За окном хлынул дождь, и ветка липы яростно хлестнула по стеклу, выдернув меня из раздумий. Когда я не нашёл своего имени в этих строках, то подумал, видимо, я был не столь важной частью событий её осенних дней, но теперь, держа немецкую копию текста, я вижу, что заблуждался. Следующая запись начиналась так, будто это оборванный кусок диалога, беседы с кем-то.

«…Это именно то, что я чувствую, когда вижу его. Разум и каждая клетка тела противятся, отвергают… А сердце болезненно стонет, моля…

Про таких, как он, обычно пишут в книгах как-то вот так: «Он был из тех людей, что…». Я боюсь писать о любом, с кем сталкивает жизнь. Ведь они все уходят… всегда, оставляя после себя невыносимые воспоминания и горький дым, окутывающий опалённые чувства. И если я заключу их лица, имена в слова, то наделю особой формой бессмертия в своём сердце».

В дневнике эта часть записи написана ручкой, вторая — карандашом:

«Не знаю, как правильно: «о нём» или «про него». Я боюсь писать о нём. Он был из тех людей, которые бесконечно что-то рассказывают. Казалось, он проживал сотню жизней сразу, накапливая этот нескончаемый багаж знаний и поток историй. С ним я смеялась… постоянно смеялась. Он обладал удивительной способностью обернуть самую скучную ситуацию во что-то неимоверно забавное. Это подкупало… С такими людьми хочется говорить вечно… и неважно о чём. Я вспоминаю поезд до Бохума. Немой, и тот бы, непременно нашёл способ, чтобы присоединиться к философской беседе в том вагоне. Такие люди искренни. И с ними хочется быть искренними. Такие люди не боятся говорить о себе правду. А я боюсь, потому что знаю, моя правда способна отпугнуть даже самого смелого. Но я их не виню… Я бы сама себя сторонилась».
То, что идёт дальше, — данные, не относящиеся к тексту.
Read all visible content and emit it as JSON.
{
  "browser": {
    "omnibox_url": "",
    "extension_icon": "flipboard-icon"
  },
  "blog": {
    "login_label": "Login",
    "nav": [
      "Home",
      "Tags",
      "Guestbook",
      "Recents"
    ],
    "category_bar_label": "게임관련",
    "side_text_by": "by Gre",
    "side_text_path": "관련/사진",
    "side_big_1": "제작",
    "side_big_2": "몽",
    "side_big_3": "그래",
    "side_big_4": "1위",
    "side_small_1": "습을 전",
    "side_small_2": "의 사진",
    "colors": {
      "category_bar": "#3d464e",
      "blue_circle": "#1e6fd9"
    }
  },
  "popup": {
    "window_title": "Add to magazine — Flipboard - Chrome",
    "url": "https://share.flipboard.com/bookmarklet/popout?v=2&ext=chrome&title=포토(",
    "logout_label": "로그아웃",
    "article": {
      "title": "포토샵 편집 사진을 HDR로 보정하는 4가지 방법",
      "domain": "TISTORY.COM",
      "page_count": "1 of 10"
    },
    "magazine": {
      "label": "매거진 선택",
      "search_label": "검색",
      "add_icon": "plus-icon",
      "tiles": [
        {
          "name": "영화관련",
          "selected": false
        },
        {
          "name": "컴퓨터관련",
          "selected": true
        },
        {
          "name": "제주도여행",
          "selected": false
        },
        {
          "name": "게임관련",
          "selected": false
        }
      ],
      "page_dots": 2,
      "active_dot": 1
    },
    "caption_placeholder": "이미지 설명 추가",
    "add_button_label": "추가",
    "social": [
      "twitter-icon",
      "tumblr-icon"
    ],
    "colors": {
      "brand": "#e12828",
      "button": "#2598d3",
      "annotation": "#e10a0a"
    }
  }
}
Кажется, после этих слов я потерял способность мыслить, и способность понимать, и способность анализировать. Заварил себе чашку кофе. И взял следующую копию. Там Эли пыталась описать записанную мной и Даниэлем песню посредством чувств и слов. Так забавно.

«…Ничто не будоражит эмоции так, как это делает музыка.

Я вижу озеро. Небольшое. Жаркий летний день. Вокруг озера — высокие берега и много зелени. Очень много. Высокая трава, цветы и густые ивы. Солнечный свет играет на тёмно-синей водной ряби маленькими лучистыми бликами — так невесомо начинается мелодия: лёгкими прикосновениями пальцев, что играют на пианино счастьем, перебирая чёрно-белыми клавишами. Пронёсся тёплый ветерок, качнув шумные кроны деревьев — так пальцы коснулись струн гитары. На противоположном берегу, где колосья высокой травы встречаются с голубым небом, виднеются макушки голов бегущих детей — звучит голос и песня наполняется словами. Это босоногие мальчишки в смешных шортах, сломя голову, наперегонки, несутся к обрыву и с криками прыгают в воду. И миллионы сияющих капелек разлетаются во все стороны, кажется, даже долетают до моего лица — так взрывается припев твоим голосом».